S.S. - Urodziłem się w Kuwejcie. Mój tata jest Palestyńczykiem, a mama Polką. Przyjechałem do Polski mając 17 lat. Wtedy praktycznie nie mówiłem po polsku. Uczyłem się polskiego dość długo, bo przez pierwsze lata wcale nie musiałem mówić po polsku - chodziłem do arabskiej szkoły, moi znajomi i otoczenie posługiwało się przede wszystkim arabskim i angielskim. Po kilku latach jednak językiem obowiązującym w domu stał się polski. Dziś po polsku rozmawiam nawet z bratem, który tak jak ja nauczył się tego języka po przyjeździe. Na początku Polska wcale mi się nie podobała. Przyjechałem w trudnym momencie przemian ustrojowych w początku lat 90-tych. To były ostatnie chwile, kiedy stało się w kolejkach, a po ulicach chodziło w "koralach" z rolek papieru toaletowego. Pokochałem Polskę dopiero, kiedy zacząłem odkrywać jej perełki podczas wycieczek rowerowych. Wtedy zrozumiałem jak piękny jest to kraj. Pierwsza praca, którą podjąłem po przybyciu do Polski była w zawodzie elektromechanika, ale zawsze jednak chciałem mieć swój warsztat rowerowy. Od Doroty dowiedziałem się o bambusowych rowerach. Po pierwszej wspólnej wyprawie do Omanu poznałem ich zalety. Każda kolejna wyprawa to dla nas kolejny test wytrzymałości naszych ram. Sami jesteśmy zaskoczeni ich wytrzymałością. W Omanie utrzymały wagę około 110 kg, w Kazachstanie obciążyliśmy je do około 130 kg i ciągle jeżdżą - śmiech.
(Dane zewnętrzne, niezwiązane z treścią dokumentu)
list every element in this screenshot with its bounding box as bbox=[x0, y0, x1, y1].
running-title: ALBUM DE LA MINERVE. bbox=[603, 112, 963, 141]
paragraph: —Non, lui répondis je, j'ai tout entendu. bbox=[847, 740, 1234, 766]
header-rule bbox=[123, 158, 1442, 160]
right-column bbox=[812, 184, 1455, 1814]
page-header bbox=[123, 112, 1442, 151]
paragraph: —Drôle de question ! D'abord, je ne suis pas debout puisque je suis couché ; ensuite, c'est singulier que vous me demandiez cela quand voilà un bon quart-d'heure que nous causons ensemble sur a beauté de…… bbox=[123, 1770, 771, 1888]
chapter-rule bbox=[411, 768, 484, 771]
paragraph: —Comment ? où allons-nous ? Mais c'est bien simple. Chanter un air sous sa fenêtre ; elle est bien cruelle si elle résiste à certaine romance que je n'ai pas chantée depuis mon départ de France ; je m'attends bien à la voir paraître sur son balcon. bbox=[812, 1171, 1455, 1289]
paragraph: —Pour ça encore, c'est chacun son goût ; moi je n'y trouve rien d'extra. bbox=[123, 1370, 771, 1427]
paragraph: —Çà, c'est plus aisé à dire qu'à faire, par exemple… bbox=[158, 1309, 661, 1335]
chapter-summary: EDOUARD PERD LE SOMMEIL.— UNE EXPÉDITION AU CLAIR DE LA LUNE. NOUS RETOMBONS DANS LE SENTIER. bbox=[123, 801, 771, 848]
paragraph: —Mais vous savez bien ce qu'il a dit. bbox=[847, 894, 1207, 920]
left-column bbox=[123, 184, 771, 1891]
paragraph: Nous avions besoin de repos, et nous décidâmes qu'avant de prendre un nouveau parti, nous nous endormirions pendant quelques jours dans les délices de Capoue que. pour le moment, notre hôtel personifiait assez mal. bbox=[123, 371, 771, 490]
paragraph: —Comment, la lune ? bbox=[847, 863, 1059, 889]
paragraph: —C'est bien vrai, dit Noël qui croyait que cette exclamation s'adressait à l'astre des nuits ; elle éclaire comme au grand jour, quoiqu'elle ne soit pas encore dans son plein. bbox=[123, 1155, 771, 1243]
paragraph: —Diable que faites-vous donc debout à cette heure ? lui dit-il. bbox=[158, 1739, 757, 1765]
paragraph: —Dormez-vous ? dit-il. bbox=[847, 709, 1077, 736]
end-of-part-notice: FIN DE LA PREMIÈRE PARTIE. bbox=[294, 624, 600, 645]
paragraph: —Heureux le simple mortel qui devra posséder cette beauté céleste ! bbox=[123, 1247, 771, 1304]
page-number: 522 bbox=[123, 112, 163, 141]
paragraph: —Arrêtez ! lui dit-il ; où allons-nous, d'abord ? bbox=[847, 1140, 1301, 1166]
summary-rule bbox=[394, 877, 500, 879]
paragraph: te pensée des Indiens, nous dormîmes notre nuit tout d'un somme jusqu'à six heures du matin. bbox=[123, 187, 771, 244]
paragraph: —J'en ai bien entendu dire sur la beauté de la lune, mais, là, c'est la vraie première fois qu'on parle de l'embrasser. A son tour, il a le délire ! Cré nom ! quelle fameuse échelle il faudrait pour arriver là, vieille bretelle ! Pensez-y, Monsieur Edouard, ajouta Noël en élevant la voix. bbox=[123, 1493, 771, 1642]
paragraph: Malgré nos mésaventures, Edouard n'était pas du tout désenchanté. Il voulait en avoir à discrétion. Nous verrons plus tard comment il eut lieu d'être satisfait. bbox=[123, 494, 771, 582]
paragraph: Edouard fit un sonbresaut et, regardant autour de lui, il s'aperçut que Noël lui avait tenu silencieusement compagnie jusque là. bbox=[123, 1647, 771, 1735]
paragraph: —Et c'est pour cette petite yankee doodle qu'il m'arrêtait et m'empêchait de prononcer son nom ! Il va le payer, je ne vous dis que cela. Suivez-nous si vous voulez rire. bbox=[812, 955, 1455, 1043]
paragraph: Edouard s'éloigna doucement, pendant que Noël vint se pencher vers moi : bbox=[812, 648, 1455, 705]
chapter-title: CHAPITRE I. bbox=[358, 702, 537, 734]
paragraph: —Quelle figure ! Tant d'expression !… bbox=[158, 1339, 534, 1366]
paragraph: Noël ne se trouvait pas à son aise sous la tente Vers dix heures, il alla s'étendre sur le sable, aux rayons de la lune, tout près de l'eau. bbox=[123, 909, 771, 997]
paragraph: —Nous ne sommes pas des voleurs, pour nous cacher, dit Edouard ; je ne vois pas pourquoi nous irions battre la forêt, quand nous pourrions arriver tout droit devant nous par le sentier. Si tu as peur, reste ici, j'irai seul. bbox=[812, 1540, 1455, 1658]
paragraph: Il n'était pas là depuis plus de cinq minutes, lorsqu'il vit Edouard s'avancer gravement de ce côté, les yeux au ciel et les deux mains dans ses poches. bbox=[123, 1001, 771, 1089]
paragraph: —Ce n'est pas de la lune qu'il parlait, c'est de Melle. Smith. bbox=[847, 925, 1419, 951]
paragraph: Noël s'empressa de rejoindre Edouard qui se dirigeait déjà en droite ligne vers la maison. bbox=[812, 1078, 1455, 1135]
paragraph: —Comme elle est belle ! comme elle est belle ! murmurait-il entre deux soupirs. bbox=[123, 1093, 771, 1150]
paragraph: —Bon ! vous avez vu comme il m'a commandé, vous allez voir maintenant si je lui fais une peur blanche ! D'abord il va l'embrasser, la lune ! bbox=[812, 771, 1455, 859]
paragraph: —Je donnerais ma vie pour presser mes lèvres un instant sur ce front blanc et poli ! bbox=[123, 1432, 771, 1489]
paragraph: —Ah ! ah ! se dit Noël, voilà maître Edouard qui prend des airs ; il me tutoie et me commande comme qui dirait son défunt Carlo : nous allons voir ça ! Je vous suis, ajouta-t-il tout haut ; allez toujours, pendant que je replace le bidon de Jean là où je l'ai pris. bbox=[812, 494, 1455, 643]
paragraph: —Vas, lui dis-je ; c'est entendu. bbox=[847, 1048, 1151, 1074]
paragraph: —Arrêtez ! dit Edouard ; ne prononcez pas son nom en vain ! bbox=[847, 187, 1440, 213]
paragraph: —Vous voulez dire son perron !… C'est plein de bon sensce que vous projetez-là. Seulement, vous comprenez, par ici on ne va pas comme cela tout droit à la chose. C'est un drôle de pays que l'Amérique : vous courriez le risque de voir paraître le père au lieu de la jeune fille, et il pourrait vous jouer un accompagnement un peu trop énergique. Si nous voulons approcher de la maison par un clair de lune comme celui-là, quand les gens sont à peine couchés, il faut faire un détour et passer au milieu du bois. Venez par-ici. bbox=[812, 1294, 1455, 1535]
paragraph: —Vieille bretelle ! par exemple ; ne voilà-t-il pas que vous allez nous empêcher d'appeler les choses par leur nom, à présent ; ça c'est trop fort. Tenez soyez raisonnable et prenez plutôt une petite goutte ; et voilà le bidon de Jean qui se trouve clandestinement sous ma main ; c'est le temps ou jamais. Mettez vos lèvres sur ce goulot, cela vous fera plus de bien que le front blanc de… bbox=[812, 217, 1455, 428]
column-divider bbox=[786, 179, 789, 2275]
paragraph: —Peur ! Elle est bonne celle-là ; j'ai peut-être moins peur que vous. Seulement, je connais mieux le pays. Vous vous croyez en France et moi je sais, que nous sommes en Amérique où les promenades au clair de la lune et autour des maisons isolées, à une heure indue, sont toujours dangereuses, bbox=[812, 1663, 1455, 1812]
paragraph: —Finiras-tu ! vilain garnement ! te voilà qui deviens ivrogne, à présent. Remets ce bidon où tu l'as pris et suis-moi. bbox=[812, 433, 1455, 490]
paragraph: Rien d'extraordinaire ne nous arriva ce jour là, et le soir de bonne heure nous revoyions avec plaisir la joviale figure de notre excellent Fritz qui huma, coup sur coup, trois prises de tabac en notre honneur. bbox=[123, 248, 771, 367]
Ł.P. - Skąd u Was takie zamiłowanie do rowerów bambusowych, co w nich jest takiego niezwykłego, że nie tylko na nich jeździcie, ale również je konstruujecie? Gdzie jest wasza pracownia, firma, sklep?

S.S. - Tajemnica ich wytrzymałości tkwi w konstrukcji. Postawiliśmy na wytrzymałość i na lekkość, dlatego miejsca łączeń bambusowych tyczek choć nie są masywne, są bardzo mocne. Po powrocie z Kazachstanu na naszym blogu www.alepieknyswiat.pl i w sklepie na naszej stronie pojawią się dwa rowery miejskie, które zbudowała Dorota. Rowery powstały z myślą o osobach ceniących sobie elegancję i oryginalność.  Nasz warsztat mieści się przy ul. Andersa 33 w Warszawie. Zainteresowanych zakupem roweru zapraszamy na jazdę próbną. Rower wykonujemy na zamówienie. Każdy jest niepowtarzalny - różni się ozdobami i dodatkami.

Ł.P. - Mieszkacie na co dzień w Warszawie. Czy na przestrzeni lat widać zmiany w rozwoju sieci dróg rowerowych i można je uznać za wzorowe czy może są jakieś różnice, które występują w innych krajach i można byłoby jeszcze je wprowadzić u nas?

D.Ch. - Warszawa to nasze ukochane miasto. Ciągle coś się tu dzieje. Są koncerty, wystawy, klimatyczne bary i sklepy. Sieć dróg rowerowych jest już dobrze rozwinięta. Praktycznie wszędzie można dojechać ścieżkami rowerowymi. Oczywiście można je lepiej poprowadzić albo lepiej wykonać - zawsze można znaleźć jakieś "ale", jednak ja uważam, że i tak jest bardzo dobrze. Co można by jeszcze zmienić? - Wzajemne nastawienie kierowców do rowerzystów i rowerzystów do kierowców. Natomiast to, co na pewno wymaga interwencji, to obecność małych dzieci na ścieżkach rowerowych. Wystarczy, że zrobi się ciepło, a na najbardziej uczęszczanych traktach rowerowych pojawiają się małe dzieci, które pod okiem rodziców uczą się jeździć. Zderzenie z rowerzystą może skończyć się tragicznie.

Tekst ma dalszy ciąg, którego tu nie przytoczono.